In a changing economy, many employers are opting for more years of work experience and graduating students are nervously considering further education. During the course of an undergraduate degree, many students have racked up an astounding amount of debt, and there is often little time or opportunity to gain valuable work experience in their chosen fields while attending university full time.
As job hunts change, so do educational choices. College fast-track courses are forcing a large number of students to re-evaluate their educational goals. An article by Queen’s University notes that the Ontario College Application System (OCAS) recorded three per cent of college applicants as already having some sort of degree in 2006, and this number apparently doubled by 2010. University offers critical thinking skills, but students are evidently concerned about practical education and job prospects.
“College appealed to me because it offered practical education as opposed to the theoretical learning university offers,” said Alison MacKinnon, a U of T graduate who majored in sociology, double-minoring in English and geography. She recently earned a degree in strategic relationship marketing at George Brown College. MacKinnon immediately notes the perks of completing college, and her ultimate goal: “I was able to complete an internship during school…it definitely did create better job prospects for me, as I had a job in my field straight out. I actually graduated on a Friday and started full time on the Monday after.”
Jesmarnin Lafuente, on the other hand, did not complete his university degree and left for Durham College to study journalism. “Tuition was not affordable in my case. Although I chose university first, the ‘hands-on’ approach [college offers] really does suit my type of learning,” said Lafuente. It’s clear that a college education provides different assistance for students with respect to work placement opportunities, but universities are not without similar resources.
The Career Centre at the U of T St George campus is located in the Koffler Student Services Centre; it is in charge of assisting students with their career goals. “Students and recent graduates up to two years post-graduation are able to make an appointment with a career educator,” said Lynne Brownlie, associate director of the Centre, in an email. “During a brief ‘Get Started’ appointment, students are connected to information, programs and services that address their immediate career need.”

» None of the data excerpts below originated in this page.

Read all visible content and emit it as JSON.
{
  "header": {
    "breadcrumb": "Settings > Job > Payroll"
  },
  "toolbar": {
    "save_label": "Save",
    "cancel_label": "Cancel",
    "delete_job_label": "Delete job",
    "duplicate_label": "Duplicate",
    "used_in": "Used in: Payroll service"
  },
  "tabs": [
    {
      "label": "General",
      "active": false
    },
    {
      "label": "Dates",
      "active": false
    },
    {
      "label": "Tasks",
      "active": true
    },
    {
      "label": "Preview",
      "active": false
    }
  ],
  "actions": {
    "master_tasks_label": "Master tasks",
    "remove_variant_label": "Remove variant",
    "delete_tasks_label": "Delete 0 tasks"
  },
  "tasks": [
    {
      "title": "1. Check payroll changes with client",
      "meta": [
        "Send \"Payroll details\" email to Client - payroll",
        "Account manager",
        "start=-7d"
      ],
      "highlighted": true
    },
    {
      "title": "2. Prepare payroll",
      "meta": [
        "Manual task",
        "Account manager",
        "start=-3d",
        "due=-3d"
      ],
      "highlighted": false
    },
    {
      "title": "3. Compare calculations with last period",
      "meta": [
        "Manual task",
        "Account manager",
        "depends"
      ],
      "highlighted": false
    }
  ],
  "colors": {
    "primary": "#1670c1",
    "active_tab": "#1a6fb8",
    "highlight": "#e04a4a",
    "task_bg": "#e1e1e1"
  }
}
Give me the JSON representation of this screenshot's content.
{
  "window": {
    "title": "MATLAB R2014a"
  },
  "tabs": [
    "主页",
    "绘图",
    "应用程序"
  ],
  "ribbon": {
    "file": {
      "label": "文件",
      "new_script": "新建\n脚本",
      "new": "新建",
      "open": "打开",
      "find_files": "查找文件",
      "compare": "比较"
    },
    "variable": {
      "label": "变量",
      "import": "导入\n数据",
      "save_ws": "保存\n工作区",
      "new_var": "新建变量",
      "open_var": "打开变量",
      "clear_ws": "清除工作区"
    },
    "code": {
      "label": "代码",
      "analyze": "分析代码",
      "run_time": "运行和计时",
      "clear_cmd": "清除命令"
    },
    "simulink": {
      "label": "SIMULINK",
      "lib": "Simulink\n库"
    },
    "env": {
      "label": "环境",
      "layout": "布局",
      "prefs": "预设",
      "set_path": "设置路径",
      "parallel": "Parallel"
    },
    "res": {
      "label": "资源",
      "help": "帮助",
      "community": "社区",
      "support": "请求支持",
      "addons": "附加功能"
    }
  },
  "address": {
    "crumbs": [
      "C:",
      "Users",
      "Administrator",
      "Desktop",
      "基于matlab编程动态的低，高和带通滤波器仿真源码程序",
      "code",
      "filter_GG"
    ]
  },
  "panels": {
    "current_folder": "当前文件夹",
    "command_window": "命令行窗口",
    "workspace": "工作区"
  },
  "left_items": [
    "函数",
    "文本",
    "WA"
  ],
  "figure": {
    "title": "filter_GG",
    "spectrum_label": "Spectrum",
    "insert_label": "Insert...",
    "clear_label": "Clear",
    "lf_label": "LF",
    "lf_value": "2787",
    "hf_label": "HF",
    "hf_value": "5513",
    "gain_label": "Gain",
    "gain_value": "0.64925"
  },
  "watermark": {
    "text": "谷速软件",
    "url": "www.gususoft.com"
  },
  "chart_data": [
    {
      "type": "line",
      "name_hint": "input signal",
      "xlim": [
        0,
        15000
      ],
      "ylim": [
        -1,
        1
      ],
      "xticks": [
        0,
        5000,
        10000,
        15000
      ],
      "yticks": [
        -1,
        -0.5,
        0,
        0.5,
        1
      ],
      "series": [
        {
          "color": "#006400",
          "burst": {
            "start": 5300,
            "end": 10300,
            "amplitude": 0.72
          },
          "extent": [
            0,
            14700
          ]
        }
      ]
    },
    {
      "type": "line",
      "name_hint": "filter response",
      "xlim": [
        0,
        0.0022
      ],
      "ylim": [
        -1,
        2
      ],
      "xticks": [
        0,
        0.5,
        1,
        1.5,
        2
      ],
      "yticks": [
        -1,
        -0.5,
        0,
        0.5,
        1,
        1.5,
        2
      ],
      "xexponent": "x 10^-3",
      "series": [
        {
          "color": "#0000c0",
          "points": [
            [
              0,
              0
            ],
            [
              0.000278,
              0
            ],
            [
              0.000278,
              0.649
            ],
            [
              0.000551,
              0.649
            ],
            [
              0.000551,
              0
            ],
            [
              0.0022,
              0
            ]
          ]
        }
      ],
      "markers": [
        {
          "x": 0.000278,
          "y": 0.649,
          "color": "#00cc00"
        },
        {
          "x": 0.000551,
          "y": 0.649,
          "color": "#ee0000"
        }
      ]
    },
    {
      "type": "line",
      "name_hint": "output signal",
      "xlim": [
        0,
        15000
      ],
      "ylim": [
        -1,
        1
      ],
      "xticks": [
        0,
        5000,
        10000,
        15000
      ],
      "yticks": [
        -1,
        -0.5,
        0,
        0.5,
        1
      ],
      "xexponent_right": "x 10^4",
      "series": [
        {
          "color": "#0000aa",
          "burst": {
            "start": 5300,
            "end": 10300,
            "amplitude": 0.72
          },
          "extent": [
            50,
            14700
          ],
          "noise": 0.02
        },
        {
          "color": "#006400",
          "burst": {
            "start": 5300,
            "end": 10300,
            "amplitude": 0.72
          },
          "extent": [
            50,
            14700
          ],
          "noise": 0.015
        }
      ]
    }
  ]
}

Brownlie uses the term “graduate and professional programs” to refer to both college and Master’s/PhD programs. She suggests that in order to discern proper fit, students should do some serious thinking about the career they want to pursue, and determine if further education is indeed required. “Many graduates use their U of T degree as a stepping stone to new and innovative careers that are related to their interests, skills, values and experience,” Brownlie remarks.
Lafuente agrees: “How you apply [skills] after school ultimately decides if you get a job or not. If you have talent, use it and give your achievements to the world.”